Simulation-based project control

Construction projects rarely proceed exactly as planned due to the conditions under which projects are implemented. The need for short term interval planning, long term planning, efficient progress reporting, and effective feedback mechanisms has, for a long time, been recognized by contractors. Short term planning involves numerous detailed activities showing interactions of resources, required quantities, expected production rates, and personnel involved. On the other hand, incorporating many detailed activities in a schedule places an overburden on management as related to the time and cost required to update the plans during project execution. This thesis describes the development of the SimCon (SIMulation-based project CONtrol) system that is geared towards (1) providing the capability to report project progress by exception in order to minimize data input and to generate variance analysis reports based on significant deviations, (2) providing planning facilities at multiple levels in such a manner that incorporates the dynamic nature of a construction process and its complex interrelated components, and (3) providing methods for better project control.
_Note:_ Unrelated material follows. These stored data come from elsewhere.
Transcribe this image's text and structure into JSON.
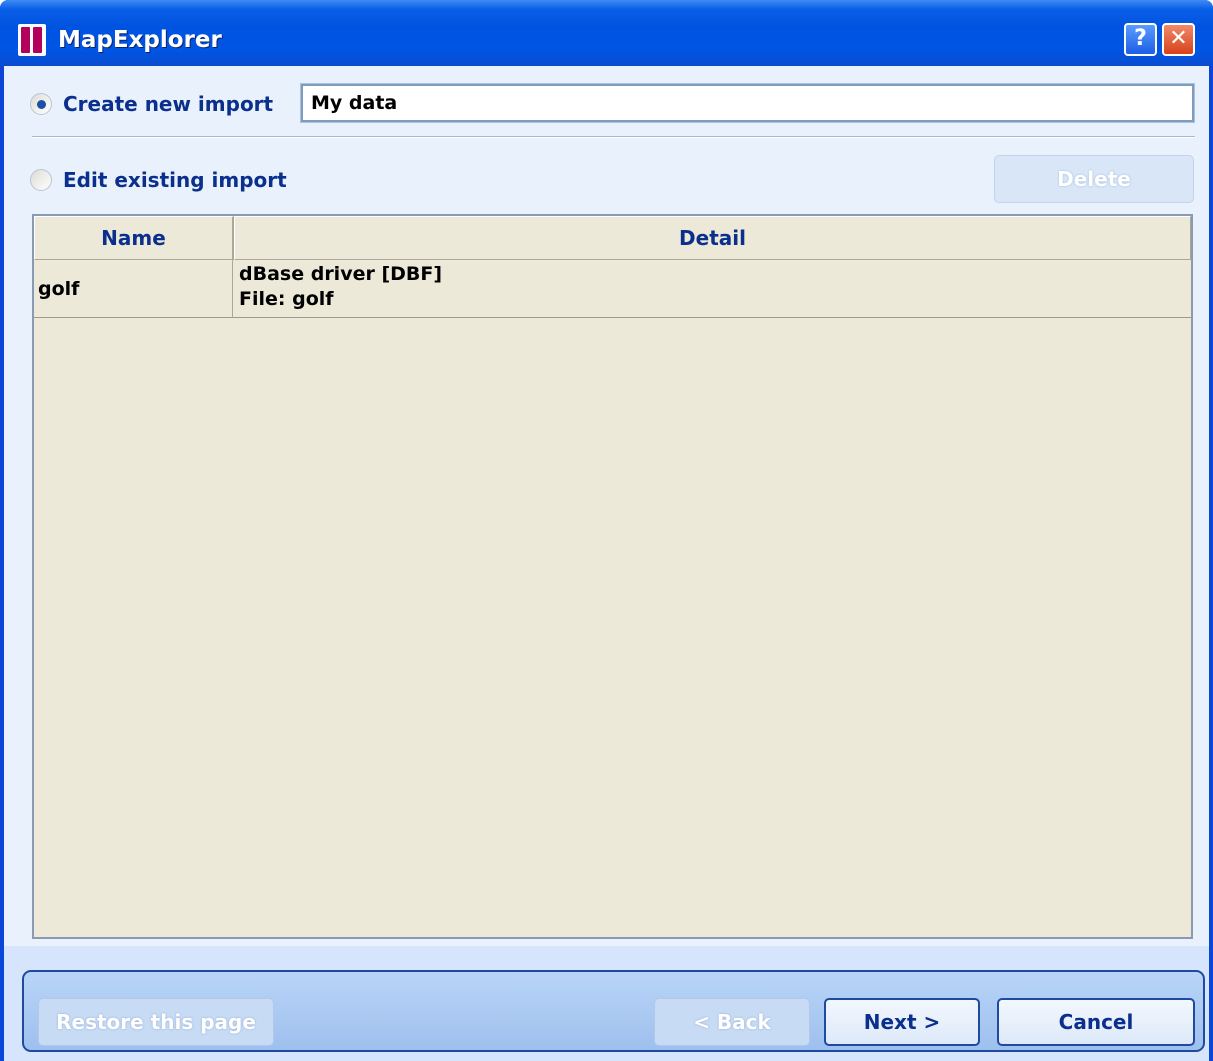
{
  "window": {
    "title": "MapExplorer",
    "help_symbol": "?",
    "close_symbol": "✕"
  },
  "create": {
    "label": "Create new import",
    "selected": true,
    "name_value": "My data"
  },
  "edit": {
    "label": "Edit existing import",
    "selected": false
  },
  "delete_label": "Delete",
  "imports": {
    "columns": [
      "Name",
      "Detail"
    ],
    "rows": [
      {
        "name": "golf",
        "detail_line1": "dBase driver [DBF]",
        "detail_line2": "File: golf"
      }
    ]
  },
  "footer": {
    "restore_label": "Restore this page",
    "back_label": "< Back",
    "next_label": "Next >",
    "cancel_label": "Cancel"
  },
  "colors": {
    "title_bar": "#0055e5",
    "panel": "#e9f1fd",
    "list_bg": "#ece9d8",
    "header_text": "#0a2f8c"
  }
}
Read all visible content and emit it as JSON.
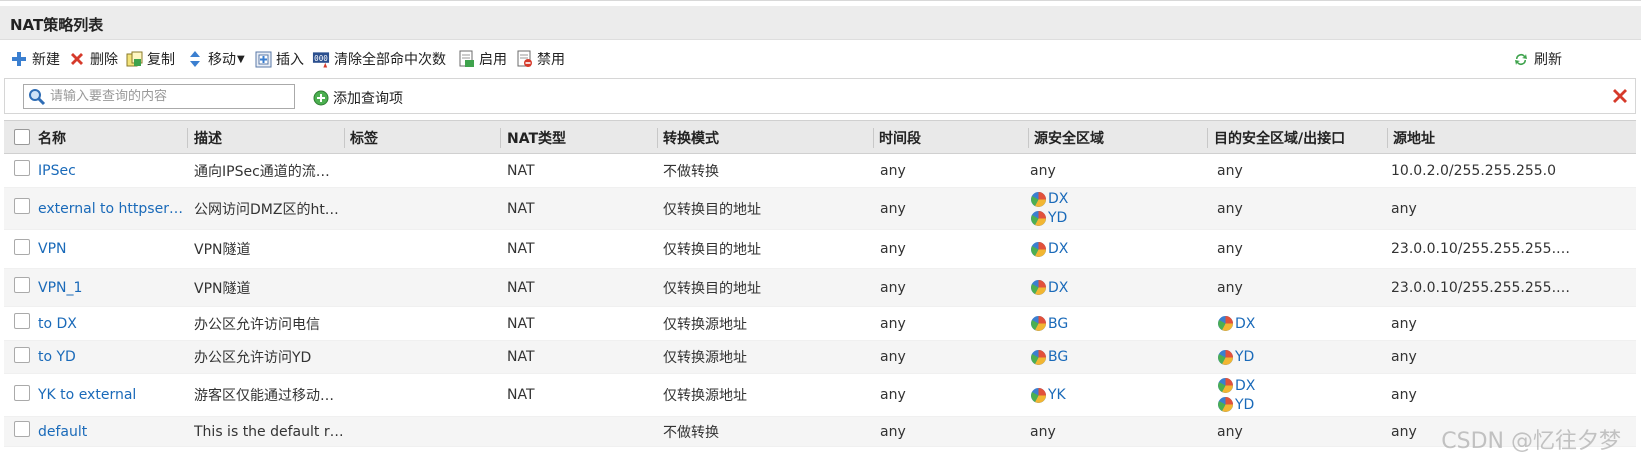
{
  "page_title": "NAT策略列表",
  "toolbar": {
    "new": "新建",
    "delete": "删除",
    "copy": "复制",
    "move": "移动",
    "insert": "插入",
    "clear_hits": "清除全部命中次数",
    "enable": "启用",
    "disable": "禁用",
    "refresh": "刷新"
  },
  "search": {
    "placeholder": "请输入要查询的内容",
    "add_query": "添加查询项"
  },
  "columns": [
    "名称",
    "描述",
    "标签",
    "NAT类型",
    "转换模式",
    "时间段",
    "源安全区域",
    "目的安全区域/出接口",
    "源地址"
  ],
  "rows": [
    {
      "name": "IPSec",
      "desc": "通向IPSec通道的流…",
      "tag": "",
      "nat_type": "NAT",
      "mode": "不做转换",
      "time": "any",
      "src_zone": "any",
      "dst_zone": "any",
      "src_addr": "10.0.2.0/255.255.255.0"
    },
    {
      "name": "external to httpserver",
      "desc": "公网访问DMZ区的ht…",
      "tag": "",
      "nat_type": "NAT",
      "mode": "仅转换目的地址",
      "time": "any",
      "src_zone": [
        "DX",
        "YD"
      ],
      "dst_zone": "any",
      "src_addr": "any"
    },
    {
      "name": "VPN",
      "desc": "VPN隧道",
      "tag": "",
      "nat_type": "NAT",
      "mode": "仅转换目的地址",
      "time": "any",
      "src_zone": [
        "DX"
      ],
      "dst_zone": "any",
      "src_addr": "23.0.0.10/255.255.255.…"
    },
    {
      "name": "VPN_1",
      "desc": "VPN隧道",
      "tag": "",
      "nat_type": "NAT",
      "mode": "仅转换目的地址",
      "time": "any",
      "src_zone": [
        "DX"
      ],
      "dst_zone": "any",
      "src_addr": "23.0.0.10/255.255.255.…"
    },
    {
      "name": "to DX",
      "desc": "办公区允许访问电信",
      "tag": "",
      "nat_type": "NAT",
      "mode": "仅转换源地址",
      "time": "any",
      "src_zone": [
        "BG"
      ],
      "dst_zone": [
        "DX"
      ],
      "src_addr": "any"
    },
    {
      "name": "to YD",
      "desc": "办公区允许访问YD",
      "tag": "",
      "nat_type": "NAT",
      "mode": "仅转换源地址",
      "time": "any",
      "src_zone": [
        "BG"
      ],
      "dst_zone": [
        "YD"
      ],
      "src_addr": "any"
    },
    {
      "name": "YK to external",
      "desc": "游客区仅能通过移动…",
      "tag": "",
      "nat_type": "NAT",
      "mode": "仅转换源地址",
      "time": "any",
      "src_zone": [
        "YK"
      ],
      "dst_zone": [
        "DX",
        "YD"
      ],
      "src_addr": "any"
    },
    {
      "name": "default",
      "desc": "This is the default rule",
      "tag": "",
      "nat_type": "",
      "mode": "不做转换",
      "time": "any",
      "src_zone": "any",
      "dst_zone": "any",
      "src_addr": "any"
    }
  ],
  "watermark": "CSDN @忆往夕梦"
}
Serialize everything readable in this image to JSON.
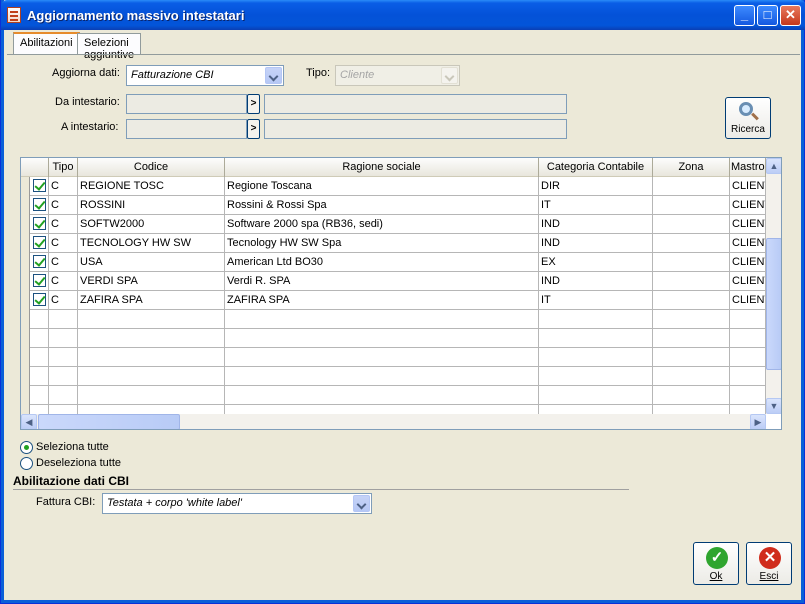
{
  "window": {
    "title": "Aggiornamento massivo intestatari",
    "controls": {
      "minimize": "_",
      "maximize": "□",
      "close": "✕"
    }
  },
  "tabs": [
    {
      "label": "Abilitazioni",
      "active": true
    },
    {
      "label": "Selezioni aggiuntive",
      "active": false
    }
  ],
  "filters": {
    "aggiorna_dati_label": "Aggiorna dati:",
    "aggiorna_dati_value": "Fatturazione CBI",
    "tipo_label": "Tipo:",
    "tipo_value": "Cliente",
    "da_intestario_label": "Da intestario:",
    "a_intestario_label": "A intestario:",
    "zoom_glyph": ">",
    "search_button": "Ricerca"
  },
  "grid": {
    "columns": [
      "Tipo",
      "Codice",
      "Ragione sociale",
      "Categoria Contabile",
      "Zona",
      "Mastro"
    ],
    "rows": [
      {
        "checked": true,
        "tipo": "C",
        "codice": "REGIONE TOSC",
        "ragione": "Regione Toscana",
        "categoria": "DIR",
        "zona": "",
        "mastro": "CLIENT"
      },
      {
        "checked": true,
        "tipo": "C",
        "codice": "ROSSINI",
        "ragione": "Rossini & Rossi Spa",
        "categoria": "IT",
        "zona": "",
        "mastro": "CLIENT"
      },
      {
        "checked": true,
        "tipo": "C",
        "codice": "SOFTW2000",
        "ragione": "Software 2000 spa (RB36, sedi)",
        "categoria": "IND",
        "zona": "",
        "mastro": "CLIENT"
      },
      {
        "checked": true,
        "tipo": "C",
        "codice": "TECNOLOGY HW SW",
        "ragione": "Tecnology HW  SW Spa",
        "categoria": "IND",
        "zona": "",
        "mastro": "CLIENT"
      },
      {
        "checked": true,
        "tipo": "C",
        "codice": "USA",
        "ragione": "American Ltd BO30",
        "categoria": "EX",
        "zona": "",
        "mastro": "CLIENT"
      },
      {
        "checked": true,
        "tipo": "C",
        "codice": "VERDI SPA",
        "ragione": "Verdi R. SPA",
        "categoria": "IND",
        "zona": "",
        "mastro": "CLIENT"
      },
      {
        "checked": true,
        "tipo": "C",
        "codice": "ZAFIRA SPA",
        "ragione": "ZAFIRA SPA",
        "categoria": "IT",
        "zona": "",
        "mastro": "CLIENT"
      }
    ],
    "empty_rows": 6
  },
  "selection": {
    "select_all": "Seleziona tutte",
    "deselect_all": "Deseleziona tutte",
    "selected": "select_all"
  },
  "cbi": {
    "section_title": "Abilitazione dati CBI",
    "fattura_label": "Fattura CBI:",
    "fattura_value": "Testata + corpo 'white label'"
  },
  "actions": {
    "ok": "Ok",
    "esci": "Esci"
  },
  "colors": {
    "title_bar": "#0452d8",
    "face": "#ece9d8",
    "ok": "#2fa52f",
    "esci": "#d02c1c"
  }
}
New simulation constructs are developed to store project progress information, simplify the logical linking of simulation processes, and calculate various statistics. SimCon is implemented in a production breakdown structure by identifying cost control centers at the top of the hierarchy, followed by location breakdown centers and then construction process centers. Construction process centers are defined at various location centers and linked to each other using continuous and single production links that provide a more accurate representation of activity sequencing than traditional scheduling methods such as the critical path method. The computer prototype SimCon is implemented using object oriented concepts, event driven programming, relational database, and a simulation program language.